Mental Workload, Attention and Limits on Human Cognition

 

I recently co-authored this paper on mental workload with colleagues at ISAE-AERO from Toulouse.  Frederic Dehais invited me to contribute to a paper that he had under development, which was based around the diagram you can see above this post.

I was very happy to be involved and have an opportunity to mull over the topic of mental workload and its measurement, which has always long been an equal source of interest and frustration.  Back in the 1990s sometime, I remember a conference presentation where the speaker opened with a spiel that went something like this – ‘when I told my bosses I was doing a study on mental workload, they said mental workload?  Didn’t we solve that problem last year?’  Well, nobody had solved that problem that year or any other year since, and mental workload remains a significant topic in human factors psychology.

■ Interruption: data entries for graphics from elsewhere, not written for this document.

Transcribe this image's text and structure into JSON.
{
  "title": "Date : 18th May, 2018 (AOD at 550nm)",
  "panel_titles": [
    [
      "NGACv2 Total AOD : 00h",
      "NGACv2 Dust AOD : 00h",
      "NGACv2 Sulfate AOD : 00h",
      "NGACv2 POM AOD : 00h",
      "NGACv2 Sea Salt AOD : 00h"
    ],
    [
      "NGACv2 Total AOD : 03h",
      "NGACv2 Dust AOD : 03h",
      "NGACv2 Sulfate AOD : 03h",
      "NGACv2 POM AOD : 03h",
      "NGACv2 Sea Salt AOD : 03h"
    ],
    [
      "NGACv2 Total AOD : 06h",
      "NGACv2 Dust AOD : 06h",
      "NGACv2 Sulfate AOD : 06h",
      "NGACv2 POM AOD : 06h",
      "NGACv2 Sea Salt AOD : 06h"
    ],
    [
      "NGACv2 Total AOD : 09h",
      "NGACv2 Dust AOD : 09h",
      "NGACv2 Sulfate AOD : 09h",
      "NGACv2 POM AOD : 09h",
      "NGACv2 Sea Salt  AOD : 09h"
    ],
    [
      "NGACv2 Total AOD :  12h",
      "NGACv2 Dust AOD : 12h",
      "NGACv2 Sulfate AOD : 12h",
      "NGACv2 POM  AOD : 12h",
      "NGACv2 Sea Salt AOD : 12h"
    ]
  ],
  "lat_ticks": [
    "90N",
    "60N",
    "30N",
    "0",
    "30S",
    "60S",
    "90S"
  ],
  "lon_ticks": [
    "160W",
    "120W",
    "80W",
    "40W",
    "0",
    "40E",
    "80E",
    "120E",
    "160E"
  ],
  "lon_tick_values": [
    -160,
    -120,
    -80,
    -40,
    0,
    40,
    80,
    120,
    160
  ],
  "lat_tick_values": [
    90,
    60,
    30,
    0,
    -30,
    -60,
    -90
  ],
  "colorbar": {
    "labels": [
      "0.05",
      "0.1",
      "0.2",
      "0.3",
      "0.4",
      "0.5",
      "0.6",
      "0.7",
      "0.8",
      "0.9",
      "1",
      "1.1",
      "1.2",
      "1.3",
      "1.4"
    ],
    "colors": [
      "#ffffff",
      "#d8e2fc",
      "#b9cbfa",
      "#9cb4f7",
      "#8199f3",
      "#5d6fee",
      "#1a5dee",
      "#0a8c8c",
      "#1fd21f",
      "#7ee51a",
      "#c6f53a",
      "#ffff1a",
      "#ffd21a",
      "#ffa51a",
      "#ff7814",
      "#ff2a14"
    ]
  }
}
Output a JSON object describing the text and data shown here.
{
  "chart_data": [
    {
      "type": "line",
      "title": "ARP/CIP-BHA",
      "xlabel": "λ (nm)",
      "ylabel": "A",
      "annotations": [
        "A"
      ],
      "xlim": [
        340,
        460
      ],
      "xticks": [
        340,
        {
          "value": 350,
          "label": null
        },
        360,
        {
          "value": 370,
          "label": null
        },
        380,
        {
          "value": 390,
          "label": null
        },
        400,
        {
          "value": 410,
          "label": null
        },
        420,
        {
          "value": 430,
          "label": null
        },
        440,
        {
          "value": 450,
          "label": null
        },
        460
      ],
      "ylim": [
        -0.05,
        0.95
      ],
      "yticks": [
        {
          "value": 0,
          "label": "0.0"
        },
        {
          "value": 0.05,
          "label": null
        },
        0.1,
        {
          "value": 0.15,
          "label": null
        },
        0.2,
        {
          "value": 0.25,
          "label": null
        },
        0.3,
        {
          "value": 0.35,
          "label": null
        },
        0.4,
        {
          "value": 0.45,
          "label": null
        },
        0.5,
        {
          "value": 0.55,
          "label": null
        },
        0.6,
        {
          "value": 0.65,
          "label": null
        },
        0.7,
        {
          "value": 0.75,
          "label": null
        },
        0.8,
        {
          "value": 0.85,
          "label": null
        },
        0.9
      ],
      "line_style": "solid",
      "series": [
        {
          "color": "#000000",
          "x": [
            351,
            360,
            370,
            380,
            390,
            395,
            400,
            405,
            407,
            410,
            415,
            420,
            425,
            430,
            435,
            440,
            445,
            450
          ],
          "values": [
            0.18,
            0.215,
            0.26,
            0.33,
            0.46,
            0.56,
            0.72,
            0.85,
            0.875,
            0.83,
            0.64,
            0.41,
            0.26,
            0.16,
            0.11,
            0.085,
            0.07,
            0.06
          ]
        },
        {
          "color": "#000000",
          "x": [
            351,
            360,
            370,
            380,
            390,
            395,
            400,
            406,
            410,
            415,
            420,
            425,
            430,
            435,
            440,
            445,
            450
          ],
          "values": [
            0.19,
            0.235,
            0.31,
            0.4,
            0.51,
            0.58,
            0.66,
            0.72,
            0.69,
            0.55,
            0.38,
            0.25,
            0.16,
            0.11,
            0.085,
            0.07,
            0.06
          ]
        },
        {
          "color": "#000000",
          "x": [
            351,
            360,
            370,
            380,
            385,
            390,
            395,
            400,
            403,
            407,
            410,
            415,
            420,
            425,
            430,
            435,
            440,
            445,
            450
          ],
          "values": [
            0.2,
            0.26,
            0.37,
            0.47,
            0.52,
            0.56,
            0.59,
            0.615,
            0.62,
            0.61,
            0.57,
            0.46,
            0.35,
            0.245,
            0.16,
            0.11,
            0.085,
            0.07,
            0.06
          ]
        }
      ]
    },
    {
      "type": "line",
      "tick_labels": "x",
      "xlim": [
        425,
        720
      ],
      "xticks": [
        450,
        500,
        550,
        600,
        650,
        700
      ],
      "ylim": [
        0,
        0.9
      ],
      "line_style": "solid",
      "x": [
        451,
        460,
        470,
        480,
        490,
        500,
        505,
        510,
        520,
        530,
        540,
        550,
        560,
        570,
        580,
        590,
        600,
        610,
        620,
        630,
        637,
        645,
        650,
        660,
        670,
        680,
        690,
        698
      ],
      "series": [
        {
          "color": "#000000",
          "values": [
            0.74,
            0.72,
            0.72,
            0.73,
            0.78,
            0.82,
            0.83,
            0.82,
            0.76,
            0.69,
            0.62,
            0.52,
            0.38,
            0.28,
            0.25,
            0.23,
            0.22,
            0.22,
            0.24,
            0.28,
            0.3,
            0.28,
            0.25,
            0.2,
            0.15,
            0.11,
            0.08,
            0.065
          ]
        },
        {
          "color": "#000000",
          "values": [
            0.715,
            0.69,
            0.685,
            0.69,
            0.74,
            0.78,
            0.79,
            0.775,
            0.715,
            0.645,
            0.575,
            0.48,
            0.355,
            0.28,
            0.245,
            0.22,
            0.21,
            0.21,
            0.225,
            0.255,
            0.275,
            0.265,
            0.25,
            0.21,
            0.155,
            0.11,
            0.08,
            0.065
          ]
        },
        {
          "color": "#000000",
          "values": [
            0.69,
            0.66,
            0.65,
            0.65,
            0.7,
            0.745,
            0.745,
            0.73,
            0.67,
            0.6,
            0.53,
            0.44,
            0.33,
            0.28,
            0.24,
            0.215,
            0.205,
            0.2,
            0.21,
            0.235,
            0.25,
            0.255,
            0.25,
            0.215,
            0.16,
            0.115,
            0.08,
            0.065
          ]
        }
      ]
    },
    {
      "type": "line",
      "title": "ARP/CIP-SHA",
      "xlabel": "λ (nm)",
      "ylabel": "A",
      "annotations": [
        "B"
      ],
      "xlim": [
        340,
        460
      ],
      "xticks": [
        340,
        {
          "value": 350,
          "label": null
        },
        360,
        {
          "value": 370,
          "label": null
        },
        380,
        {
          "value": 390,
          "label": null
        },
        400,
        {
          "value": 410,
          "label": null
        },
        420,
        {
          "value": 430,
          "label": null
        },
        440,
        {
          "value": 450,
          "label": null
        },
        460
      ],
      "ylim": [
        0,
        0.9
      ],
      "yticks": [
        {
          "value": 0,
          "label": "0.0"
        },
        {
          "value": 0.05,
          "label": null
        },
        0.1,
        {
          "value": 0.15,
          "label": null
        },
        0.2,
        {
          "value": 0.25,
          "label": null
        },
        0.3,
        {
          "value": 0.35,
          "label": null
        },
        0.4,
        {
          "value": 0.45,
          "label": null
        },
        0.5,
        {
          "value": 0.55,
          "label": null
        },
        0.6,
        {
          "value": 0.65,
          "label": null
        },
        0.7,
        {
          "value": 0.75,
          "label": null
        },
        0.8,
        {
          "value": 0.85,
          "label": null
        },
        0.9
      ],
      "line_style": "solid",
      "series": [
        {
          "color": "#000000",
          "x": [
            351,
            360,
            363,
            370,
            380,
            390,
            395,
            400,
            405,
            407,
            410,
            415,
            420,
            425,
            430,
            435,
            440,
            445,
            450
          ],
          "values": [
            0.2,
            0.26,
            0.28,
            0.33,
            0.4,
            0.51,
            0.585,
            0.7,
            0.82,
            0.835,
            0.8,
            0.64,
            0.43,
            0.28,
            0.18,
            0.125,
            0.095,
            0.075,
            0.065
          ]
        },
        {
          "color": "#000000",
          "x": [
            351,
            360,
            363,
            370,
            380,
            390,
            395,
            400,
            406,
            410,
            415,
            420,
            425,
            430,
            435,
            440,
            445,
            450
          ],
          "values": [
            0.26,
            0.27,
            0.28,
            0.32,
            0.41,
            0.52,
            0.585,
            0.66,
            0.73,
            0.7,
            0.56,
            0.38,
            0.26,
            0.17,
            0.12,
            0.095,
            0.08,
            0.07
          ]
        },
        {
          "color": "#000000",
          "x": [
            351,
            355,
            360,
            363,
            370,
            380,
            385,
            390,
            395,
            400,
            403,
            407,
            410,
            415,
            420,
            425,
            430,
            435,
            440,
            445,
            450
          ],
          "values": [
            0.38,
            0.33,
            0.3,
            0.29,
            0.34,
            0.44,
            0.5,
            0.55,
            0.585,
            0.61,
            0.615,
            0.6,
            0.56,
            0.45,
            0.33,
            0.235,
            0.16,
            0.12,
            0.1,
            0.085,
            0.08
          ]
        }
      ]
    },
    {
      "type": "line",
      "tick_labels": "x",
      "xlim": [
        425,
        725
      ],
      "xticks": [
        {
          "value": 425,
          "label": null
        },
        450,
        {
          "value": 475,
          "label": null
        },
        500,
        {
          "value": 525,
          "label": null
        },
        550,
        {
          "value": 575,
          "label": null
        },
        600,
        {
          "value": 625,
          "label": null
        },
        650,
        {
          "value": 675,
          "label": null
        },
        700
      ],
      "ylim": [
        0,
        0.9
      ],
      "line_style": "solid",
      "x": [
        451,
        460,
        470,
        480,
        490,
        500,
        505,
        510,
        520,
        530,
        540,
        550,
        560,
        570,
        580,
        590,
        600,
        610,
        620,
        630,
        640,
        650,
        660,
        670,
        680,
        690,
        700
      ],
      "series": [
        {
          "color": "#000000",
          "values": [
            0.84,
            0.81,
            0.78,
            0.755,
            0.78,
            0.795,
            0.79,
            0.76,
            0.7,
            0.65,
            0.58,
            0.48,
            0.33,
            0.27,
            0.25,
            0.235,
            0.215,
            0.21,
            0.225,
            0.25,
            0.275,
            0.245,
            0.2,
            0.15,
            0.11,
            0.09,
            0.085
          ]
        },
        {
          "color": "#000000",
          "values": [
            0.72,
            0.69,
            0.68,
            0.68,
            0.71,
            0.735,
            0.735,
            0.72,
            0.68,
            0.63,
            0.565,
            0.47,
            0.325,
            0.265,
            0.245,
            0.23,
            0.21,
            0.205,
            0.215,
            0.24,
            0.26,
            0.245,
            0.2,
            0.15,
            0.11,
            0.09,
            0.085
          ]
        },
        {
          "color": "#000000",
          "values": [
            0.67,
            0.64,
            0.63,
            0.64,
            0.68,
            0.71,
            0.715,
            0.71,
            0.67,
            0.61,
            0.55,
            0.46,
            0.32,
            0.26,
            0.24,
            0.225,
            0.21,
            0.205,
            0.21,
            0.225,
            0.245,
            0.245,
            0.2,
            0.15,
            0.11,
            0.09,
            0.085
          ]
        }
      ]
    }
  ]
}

The development of psychological concepts, like mental workload, traditionally proceeds along two distinct lines or strands, these being theory and measurement or testing.  This twofold approach was certainly true of the early days of mental workload in the late 1970s and early 1980s, when resource models of human information processing were rapidly evolving and informing the development of multidimensional workload measures drawn from subjective self-report, performance and psycho/neuro-physiology.   But as time passed, mental workload research developed a definite bias in the direction of measurement at the expense of theory.  This shift is not that surprising given the applied nature of mental workload research, but when I read this state-of-the-art review of mental workload published in Ergonomics five years ago, I couldn’t help noticing how little had changed on the theoretical side.  The notion of finite capacity limitations on cognitive performance still pervades this whole field of activity, but deeper questions about these resource limits (e.g., what are they?  What mechanisms are involved?) are rarely addressed.  This is a problem, especially for applied work in human factors, because it becomes difficult to draw inferences from our measures and make solid predictions about performance impairment that go beyond the obvious.